Yesterday we spent the entire day on the boat. It was 95 degrees with a heat index of 105. Being out and about was not on the itinerary. There was a decent breeze out on the water and we have our boat shades up so we were as cool as was possible. Even still, we literally laid in front of the fan and read all day.

The anchorage here on the Ashley River has a very strong tidal flow, so for 6 hours we face west followed by 6 hours east over and over again. There are quite a few local boats that never leave this anchorage, the people live on them and work in the city year round. As a result some of these folks have put in their own moorings for their boats.

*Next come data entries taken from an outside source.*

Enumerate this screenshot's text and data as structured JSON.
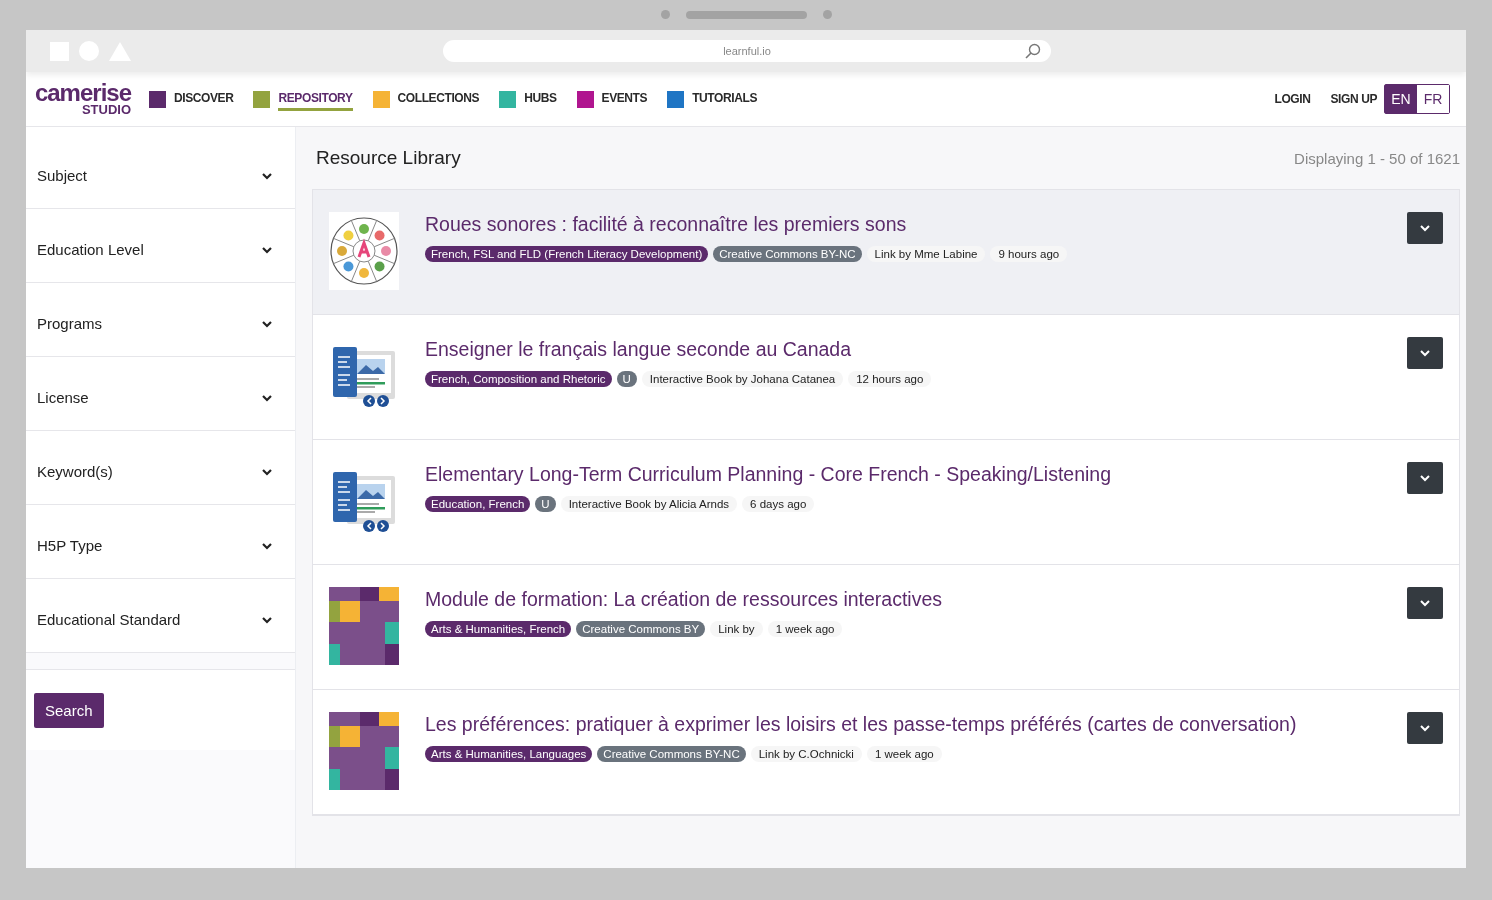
{
  "browser": {
    "address": "learnful.io"
  },
  "nav": {
    "logo": {
      "word": "camerise",
      "sub": "STUDIO"
    },
    "items": [
      {
        "label": "DISCOVER",
        "color": "#5b2a6b",
        "selected": false
      },
      {
        "label": "REPOSITORY",
        "color": "#93a33f",
        "selected": true
      },
      {
        "label": "COLLECTIONS",
        "color": "#f5b335",
        "selected": false
      },
      {
        "label": "HUBS",
        "color": "#33b5a0",
        "selected": false
      },
      {
        "label": "EVENTS",
        "color": "#b0158f",
        "selected": false
      },
      {
        "label": "TUTORIALS",
        "color": "#1f75c4",
        "selected": false
      }
    ],
    "account": [
      "LOGIN",
      "SIGN UP"
    ],
    "languages": [
      {
        "label": "EN",
        "selected": true
      },
      {
        "label": "FR",
        "selected": false
      }
    ]
  },
  "sidebar": {
    "filters": [
      "Subject",
      "Education Level",
      "Programs",
      "License",
      "Keyword(s)",
      "H5P Type",
      "Educational Standard"
    ],
    "button": "Search"
  },
  "main": {
    "title": "Resource Library",
    "count": "Displaying 1 - 50 of 1621",
    "results": [
      {
        "kind": "wheel",
        "highlighted": true,
        "title": "Roues sonores : facilité à reconnaître les premiers sons",
        "chips": [
          {
            "kind": "subject",
            "text": "French, FSL and FLD (French Literacy Development)"
          },
          {
            "kind": "license",
            "text": "Creative Commons BY-NC"
          },
          {
            "kind": "plain",
            "text": "Link by Mme Labine"
          },
          {
            "kind": "plain",
            "text": "9 hours ago"
          }
        ]
      },
      {
        "kind": "book",
        "highlighted": false,
        "title": "Enseigner le français langue seconde au Canada",
        "chips": [
          {
            "kind": "subject",
            "text": "French, Composition and Rhetoric"
          },
          {
            "kind": "license",
            "text": "U"
          },
          {
            "kind": "plain",
            "text": "Interactive Book by Johana Catanea"
          },
          {
            "kind": "plain",
            "text": "12 hours ago"
          }
        ]
      },
      {
        "kind": "book",
        "highlighted": false,
        "title": "Elementary Long-Term Curriculum Planning - Core French - Speaking/Listening",
        "chips": [
          {
            "kind": "subject",
            "text": "Education, French"
          },
          {
            "kind": "license",
            "text": "U"
          },
          {
            "kind": "plain",
            "text": "Interactive Book by Alicia Arnds"
          },
          {
            "kind": "plain",
            "text": "6 days ago"
          }
        ]
      },
      {
        "kind": "mosaic",
        "highlighted": false,
        "title": "Module de formation: La création de ressources interactives",
        "chips": [
          {
            "kind": "subject",
            "text": "Arts & Humanities, French"
          },
          {
            "kind": "license",
            "text": "Creative Commons BY"
          },
          {
            "kind": "plain",
            "text": "Link by"
          },
          {
            "kind": "plain",
            "text": "1 week ago"
          }
        ]
      },
      {
        "kind": "mosaic",
        "highlighted": false,
        "title": "Les préférences: pratiquer à exprimer les loisirs et les passe-temps préférés (cartes de conversation)",
        "chips": [
          {
            "kind": "subject",
            "text": "Arts & Humanities, Languages"
          },
          {
            "kind": "license",
            "text": "Creative Commons BY-NC"
          },
          {
            "kind": "plain",
            "text": "Link by C.Ochnicki"
          },
          {
            "kind": "plain",
            "text": "1 week ago"
          }
        ]
      }
    ]
  }
}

So if we have out a hundred feet of chain when the tide switches, we actually move 200 feet the opposite way. The moored vessels might only move 50 feet total so you have to be aware of who has what going on when you pull in and drop the hook.

Last night a big catamaran came in and guaranteed himself a shitty night. He pulled close to a boat on a mooring and dropped his hook. He drifted back, set his hook and was pretty satisfied with himself about a hundred and twenty feet from the local. I was gonna call him and point out that it was slack tide so everything wasn’t as it appeared but another boat hailed him on the radio first. The other boat was closer to the catamaran and he just wanted to tell the new guy in the neighborhood how much scope he had out. Sometimes people like that can be a pain in the ass but in reality they just want everyone to be safe so you just grin and bear it. Not this guy though, he replied tersely that he knew what he was doing. I’d heard enough, I was not getting involved.

At about 0330 we had a front come through. It blew 25 to 30 for only 5-10 minutes with rain coming sideways from every direction. We were up closing ports when we heard shouting so went topside and spied the catamaran tangled with 2 of the moored local boats.

Once we were buttoned up tight Christy went back to bed and I watched to see where the cat was gonna reanchor once they got themselves untangled. It took about 10 minutes to free themselves and retrieve their anchor. Then they spent another 15 minutes circling, looking for another spot. Thankfully, they finally decided to go to the city marina and tie up to one of the floating docks.

As quickly as it came upon us the storm was gone and the night became calm once again and I was back to bed.